Augusta Savage was married three times and she had a daughter. Her last husband was Robert L Poston, a journalist and Secretary-General to Marcus Garvey, who died in 1924. By 1945, Savage left Harlem and moved to a farmhouse in Saugerties, New York.

She developed a new science career in STEM. While still creating artwork, she worked as a laboratory assistant in cancer research.

Through her step-granddaughter, Lorraine Lucas, Augusta Savage’s legacy continued at Harlem’s Schomburg. “Lorraine Lucas donated most of the artwork that we have in our collection,” said Lawson. “She knew that Augusta Savage’s daughter Irene wanted them to come to the Schomburg. Lorraine lived in Brooklyn and she was part of Harlem’s honey and bears swim team for seniors.”

This month, Lawson headed a project that gives students a hands-on touchy-feely experience of holding August Savage’s sculptures. It’s 3D statues and curriculum created through a collaboration between The New York Public Library’s Schomburg Center for Research in Black Culture, NYPL Digital Imaging Services and the Center for Educators and Schools.

The interactive set features 3D-printed replicas of original artworks by Augusta Savage from the Schomburg’s Art and Artifacts Division at the Schomburg Center. The set includes laminated photos of Savage at work at the Schomburg and multiple copies of poet Marilyn Nelson’s young adult book “Augusta Savage: The Shape of a Sculptor’s Life,” a young adult book that tells the story of her life in poems and photographers with an afterward by Lawson.

“We are so excited to share this new interactive teaching resource as it continues Savage’s legacy as an educator and provides students the opportunity to personally experience her artwork through the use of 3D printing technologies,” said Kimberly Henderson, Digital Curator, Schomburg Center for Research in Black Culture, who headed the Schomburg’s involvement with Lawson.

“These stunning 3D printed replicas of original artworks by Savage give students the chance to learn more about the artist while interacting with a replica of her work. It also welcomes them to visit and explore the collections at the Schomburg Center, which holds the largest public archive of Savage’s work.”

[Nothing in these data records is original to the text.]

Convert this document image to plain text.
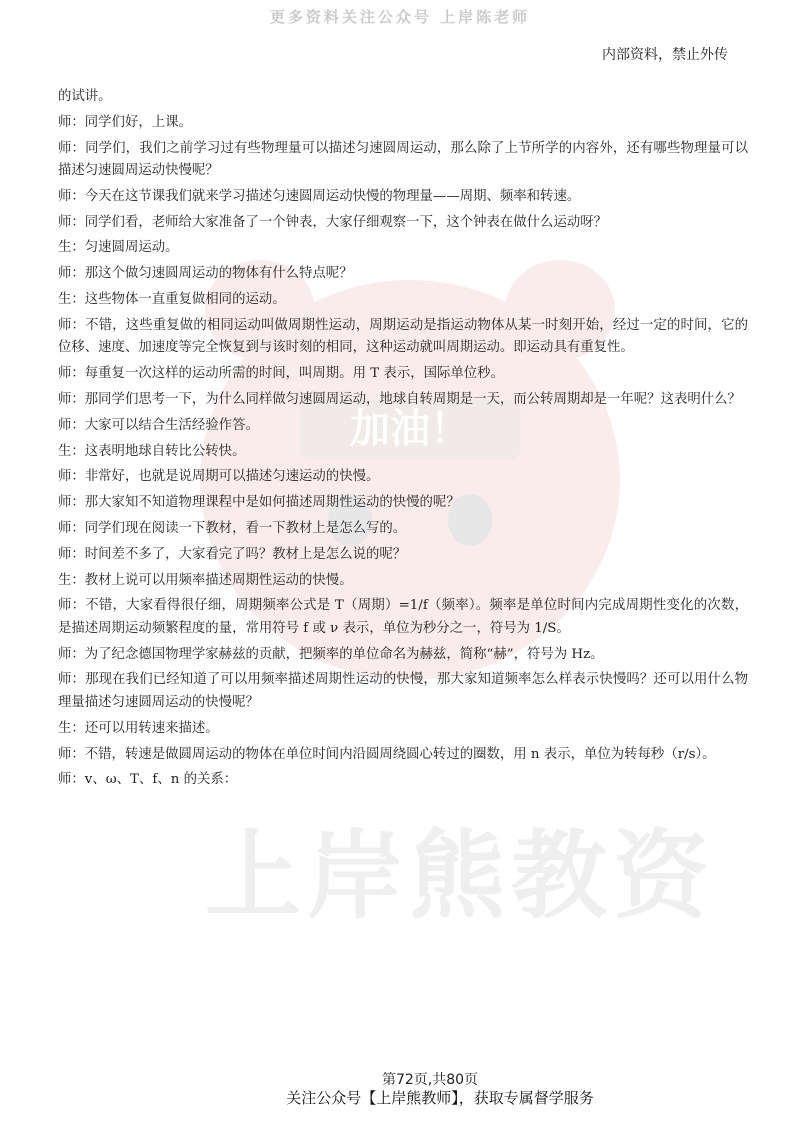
更多资料关注公众号 上岸陈老师
内部资料，禁止外传
加油！
上岸熊教资

的试讲。

师：同学们好，上课。

师：同学们，我们之前学习过有些物理量可以描述匀速圆周运动，那么除了上节所学的内容外，还有哪些物理量可以描述匀速圆周运动快慢呢？

师：今天在这节课我们就来学习描述匀速圆周运动快慢的物理量——周期、频率和转速。

师：同学们看，老师给大家准备了一个钟表，大家仔细观察一下，这个钟表在做什么运动呀？

生：匀速圆周运动。

师：那这个做匀速圆周运动的物体有什么特点呢？

生：这些物体一直重复做相同的运动。

师：不错，这些重复做的相同运动叫做周期性运动，周期运动是指运动物体从某一时刻开始，经过一定的时间，它的位移、速度、加速度等完全恢复到与该时刻的相同，这种运动就叫周期运动。即运动具有重复性。

师：每重复一次这样的运动所需的时间，叫周期。用 T 表示，国际单位秒。

师：那同学们思考一下，为什么同样做匀速圆周运动，地球自转周期是一天，而公转周期却是一年呢？这表明什么？

师：大家可以结合生活经验作答。

生：这表明地球自转比公转快。

师：非常好，也就是说周期可以描述匀速运动的快慢。

师：那大家知不知道物理课程中是如何描述周期性运动的快慢的呢？

师：同学们现在阅读一下教材，看一下教材上是怎么写的。

师：时间差不多了，大家看完了吗？教材上是怎么说的呢？

生：教材上说可以用频率描述周期性运动的快慢。

师：不错，大家看得很仔细，周期频率公式是 T（周期）=1/f（频率）。频率是单位时间内完成周期性变化的次数，是描述周期运动频繁程度的量，常用符号 f 或 ν 表示，单位为秒分之一，符号为 1/S。

师：为了纪念德国物理学家赫兹的贡献，把频率的单位命名为赫兹，简称“赫”，符号为 Hz。

师：那现在我们已经知道了可以用频率描述周期性运动的快慢，那大家知道频率怎么样表示快慢吗？还可以用什么物理量描述匀速圆周运动的快慢呢？

生：还可以用转速来描述。

师：不错，转速是做圆周运动的物体在单位时间内沿圆周绕圆心转过的圈数，用 n 表示，单位为转每秒（r/s）。

师：v、ω、T、f、n 的关系：

第72页,共80页
关注公众号【上岸熊教师】，获取专属督学服务
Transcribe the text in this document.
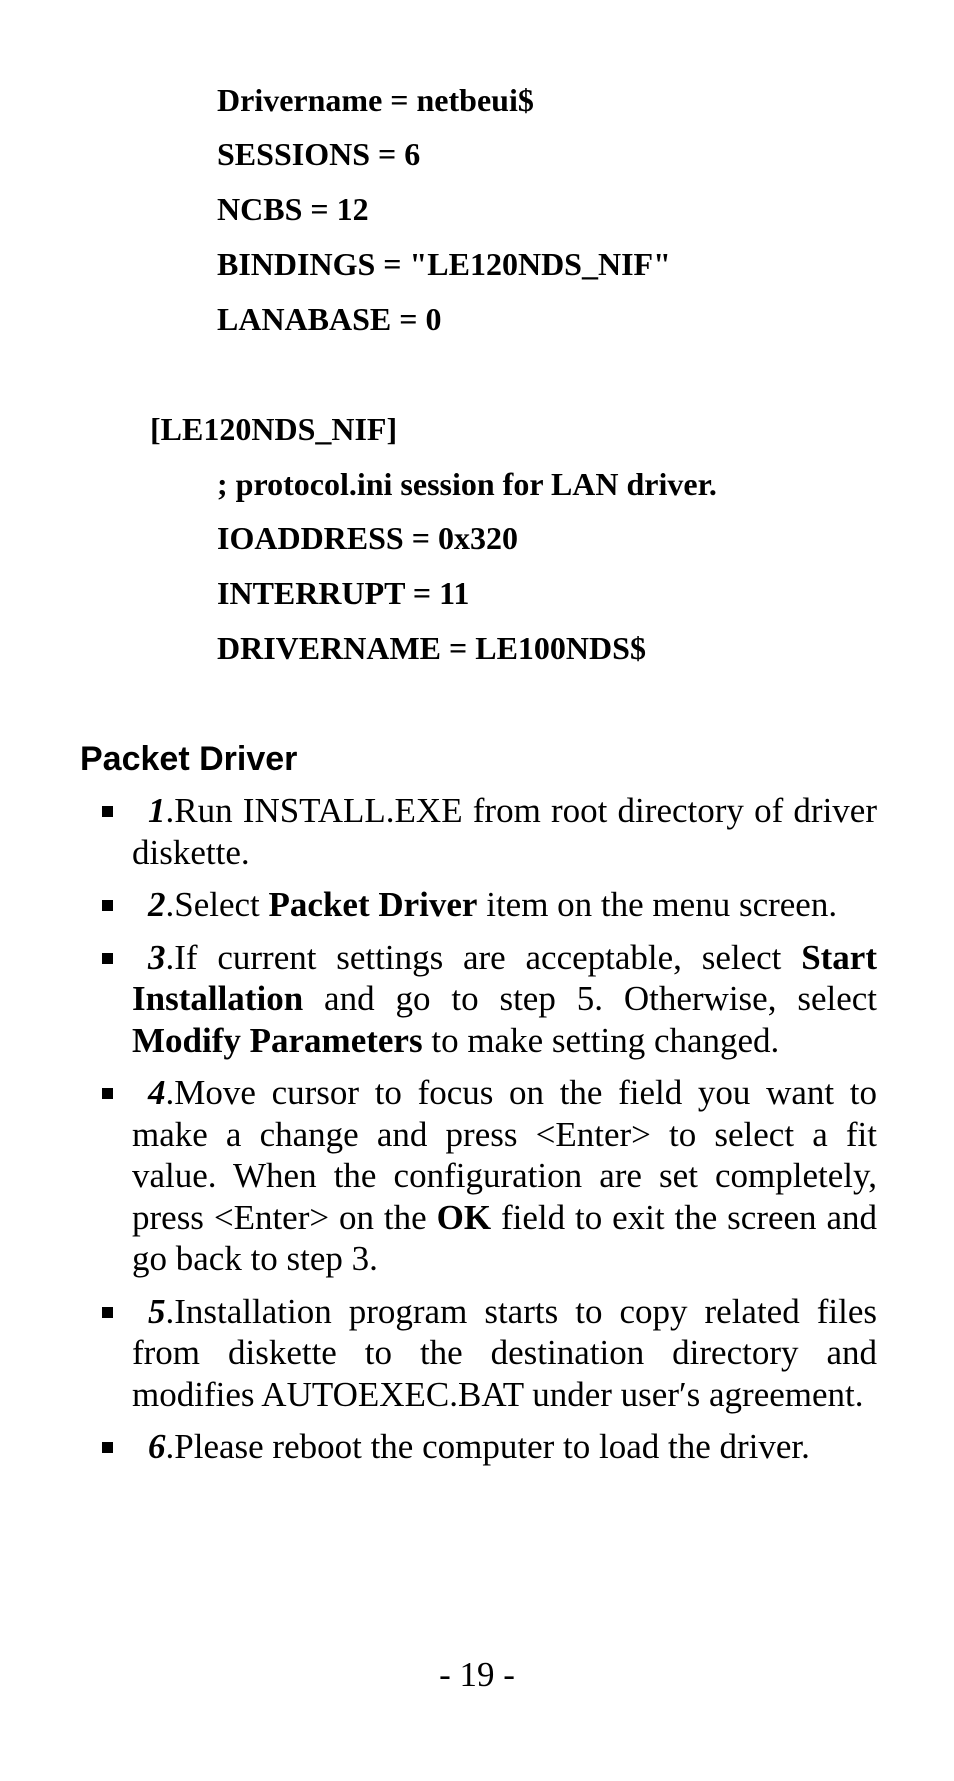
Drivername = netbeui$
SESSIONS = 6
NCBS = 12
BINDINGS = "LE120NDS_NIF"
LANABASE = 0
[LE120NDS_NIF]
; protocol.ini session for LAN driver.
IOADDRESS = 0x320
INTERRUPT = 11
DRIVERNAME = LE100NDS$
Packet Driver
1.Run INSTALL.EXE from root directory of driver diskette.
2.Select Packet Driver item on the menu screen.
3.If current settings are acceptable, select Start Installation and go to step 5. Otherwise, select Modify Parameters to make setting changed.
4.Move cursor to focus on the field you want to make a change and press <Enter> to select a fit value. When the configuration are set completely, press <Enter> on the OK field to exit the screen and go back to step 3.
5.Installation program starts to copy related files from diskette to the destination directory and modifies AUTOEXEC.BAT under user′s agreement.
6.Please reboot the computer to load the driver.
- 19 -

This tool is available as a Book Club Set from MyLibrary, a program that offers more than 10,000 Teacher Sets from NYC public libraries.
“This is Black Girl Librarian Magic!” said Lawson. “Now we are doing what Augusta Savage wanted us to do. She said: ’If I can instill something in these children and bring out the talent I know they possess, that’s my legacy.’ So, I feel that I am advancing the legacy of Augusta Savage.”